SELECT created_at::date AS day, SUM(price)
FROM purchases
GROUP BY 1;
day | sum |
---|---|
2020-03-30 | 29.98 |
2020-03-31 | 34.96 |
IF you need to know how much balls, hats and mugs you sold and how much you earn each day?
SELECT created_at::date AS day, name, COUNT(*), SUM(price)
FROM purchases
GROUP BY 1, 2;
day | name | count | sum |
---|---|---|---|
2020-03-30 | ball | 1 | 9.99 |
2020-03-30 | hat | 1 | 19.99 |
2020-03-31 | ball | 2 | 19.98 |
2020-03-31 | hat | 1 | 19.99 |
2020-03-31 | cup | 1 | 4.99 |
Cool, that was easy. What a great data analyst you are! ;-)
Now lets add one more column to above result - sum of daily all earnings, no matter which product was sold.
SELECT
created_at::date AS day,
name,
COUNT(*),
SUM(price),
SUM(SUM(price)) OVER (PARTITION BY created_at::date) AS daily_sum
FROM purchases
GROUP BY 1, 2;
Result will look like:
day | name | count | sum | daily_sum |
---|---|---|---|---|
2020-03-30 | ball | 1 | 9.99 | 29.98 |
2020-03-30 | hat | 1 | 19.99 | 29.98 |
2020-03-31 | ball | 2 | 19.98 | 44.96 |
2020-03-31 | hat | 1 | 19.99 | 44.96 |
2020-03-31 | cup | 1 | 4.99 | 44.96 |
It it is not ideal:
daily_sum
is duplicated acros rows with the sameday
- this
SUM(SUM(price))
looks ugly
For sure there is some more elegant solution for such use case. But this one suits my needs perfectly.

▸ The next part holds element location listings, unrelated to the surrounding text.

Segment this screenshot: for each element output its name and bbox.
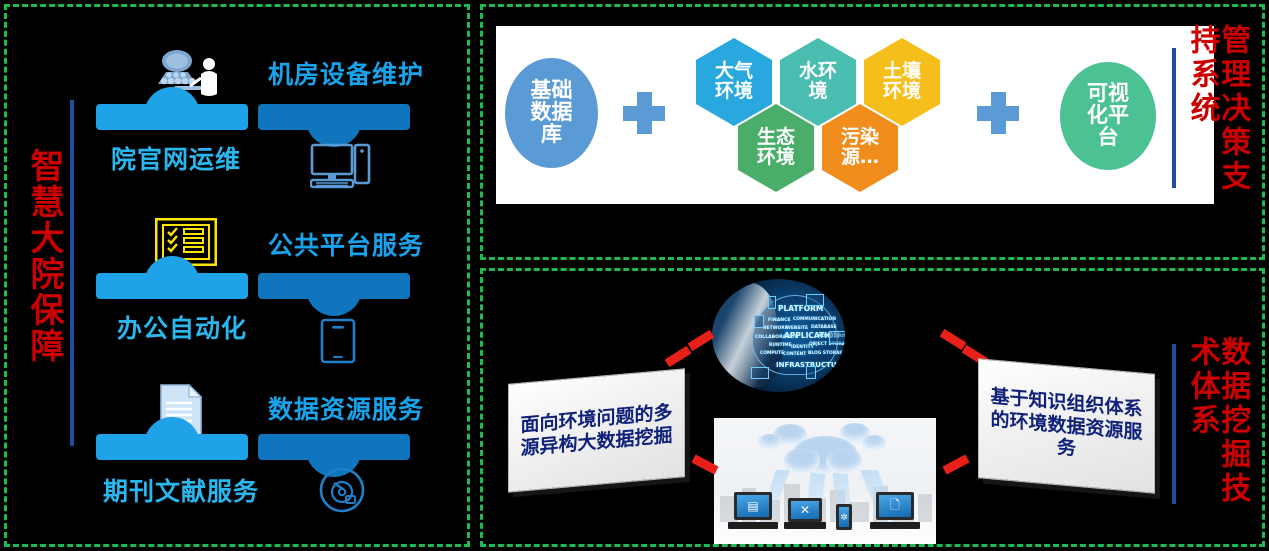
cloud-word-content: CONTENT — [783, 352, 806, 357]
tools-icon: ✕ — [791, 501, 819, 519]
hex-water-label: 水环境 — [796, 62, 840, 102]
top-right-divider — [1172, 48, 1176, 188]
cloud-computing-photo: PLATFORM FINANCE COMMUNICATION NETWORK W… — [712, 279, 845, 392]
cloud-word-runtime: RUNTIME — [769, 343, 792, 348]
laptop-tools-device: ✕ — [788, 498, 822, 522]
bottom-right-divider — [1172, 344, 1176, 504]
plus-icon — [623, 92, 665, 134]
left-row1-right-label: 机房设备维护 — [268, 55, 424, 91]
left-row3-right-bar — [258, 434, 410, 460]
cloud-puff — [862, 435, 886, 451]
laptop-base — [784, 522, 826, 529]
phone-device-glyph — [768, 296, 776, 309]
visualization-platform-label: 可视化平台 — [1079, 83, 1137, 148]
cloud-word-communication: COMMUNICATION — [793, 317, 836, 322]
cloud-puff-main — [784, 448, 820, 474]
hex-pollution-source: 污染源… — [822, 104, 898, 192]
callout-right: 基于知识组织体系的环境数据资源服务 — [978, 358, 1155, 493]
left-row2-left-bar — [96, 273, 248, 299]
document-icon: 🗋 — [879, 495, 911, 517]
doc-device-glyph — [806, 366, 816, 379]
cloud-puff — [758, 434, 782, 450]
hex-pollution-label: 污染源… — [838, 128, 882, 168]
database-icon: ▤ — [737, 495, 769, 517]
left-panel-vertical-title: 智慧大院保障 — [14, 148, 62, 364]
cloud-puff-main — [826, 448, 862, 474]
cloud-word-finance: FINANCE — [768, 318, 791, 323]
top-right-vertical-title: 管理决策支持系统 — [1186, 24, 1247, 200]
hex-ecology: 生态环境 — [738, 104, 814, 192]
left-row1-right-bar — [258, 104, 410, 130]
disc-media-icon — [318, 466, 366, 519]
callout-right-text: 基于知识组织体系的环境数据资源服务 — [991, 386, 1143, 467]
laptop-device-glyph — [806, 294, 824, 306]
left-panel-divider — [70, 100, 74, 446]
cloud-word-database: DATABASE — [811, 325, 837, 330]
hex-water: 水环境 — [780, 38, 856, 126]
plus-icon-2 — [977, 92, 1019, 134]
top-right-title-text: 管理决策支持系统 — [1186, 24, 1247, 200]
desktop-document-device: 🗋 — [876, 492, 914, 520]
desktop-keyboard — [728, 522, 778, 529]
left-row1-left-bar — [96, 104, 248, 130]
tablet-device-glyph — [754, 315, 764, 328]
diagram-canvas: 智慧大院保障 院官网运维 机房设备维护 — [0, 0, 1269, 551]
cloud-word-compute: COMPUTE — [760, 351, 784, 356]
callout-left: 面向环境问题的多源异构大数据挖掘 — [508, 368, 685, 492]
cloud-services-illustration: ▤ ✕ ✲ 🗋 — [714, 418, 936, 544]
left-row3-left-label: 期刊文献服务 — [103, 472, 259, 508]
left-row2-right-bar — [258, 273, 410, 299]
callout-left-text: 面向环境问题的多源异构大数据挖掘 — [521, 401, 673, 459]
visualization-platform-ellipse: 可视化平台 — [1060, 62, 1156, 170]
hex-soil-label: 土壤环境 — [880, 62, 924, 102]
server-rack-glyph — [751, 367, 769, 379]
hexagon-group: 大气环境 水环境 土壤环境 生态环境 污染源… — [690, 30, 920, 200]
mobile-gear-icon: ✲ — [839, 507, 849, 527]
base-database-label: 基础数据库 — [523, 80, 581, 145]
desktop-keyboard-2 — [870, 522, 920, 529]
bottom-right-vertical-title: 数据挖掘技术体系 — [1186, 336, 1247, 512]
monitor-device-glyph — [829, 331, 845, 344]
hex-atmosphere-label: 大气环境 — [712, 62, 756, 102]
left-row2-left-label: 办公自动化 — [117, 309, 247, 345]
hex-atmosphere: 大气环境 — [696, 38, 772, 126]
bottom-right-title-text: 数据挖掘技术体系 — [1186, 336, 1247, 512]
left-row1-left-label: 院官网运维 — [111, 140, 241, 176]
desktop-computer-icon — [310, 142, 372, 195]
left-row3-left-bar — [96, 434, 248, 460]
left-row2-right-label: 公共平台服务 — [268, 226, 424, 262]
tablet-device-icon — [320, 318, 356, 371]
hex-ecology-label: 生态环境 — [754, 128, 798, 168]
mobile-gear-device: ✲ — [836, 504, 852, 530]
cloud-word-blog-storage: BLOG STORAGE — [808, 351, 845, 356]
base-database-ellipse: 基础数据库 — [505, 58, 598, 168]
desktop-database-device: ▤ — [734, 492, 772, 520]
left-row3-right-label: 数据资源服务 — [268, 390, 424, 426]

- I got the sum & count grouped by day and product name
- I got the daily sum grouped by day
- all is in one result set
OVER
can be also used without GROUP BY
. Over internet you can find plenty of examples with employees salary. If you need choose then go with GROUP BY
as it is probably better optimized in your database.
I found it really handy when you need to perform some kind of aggregation but you don’t want to loose any rows from your dataset.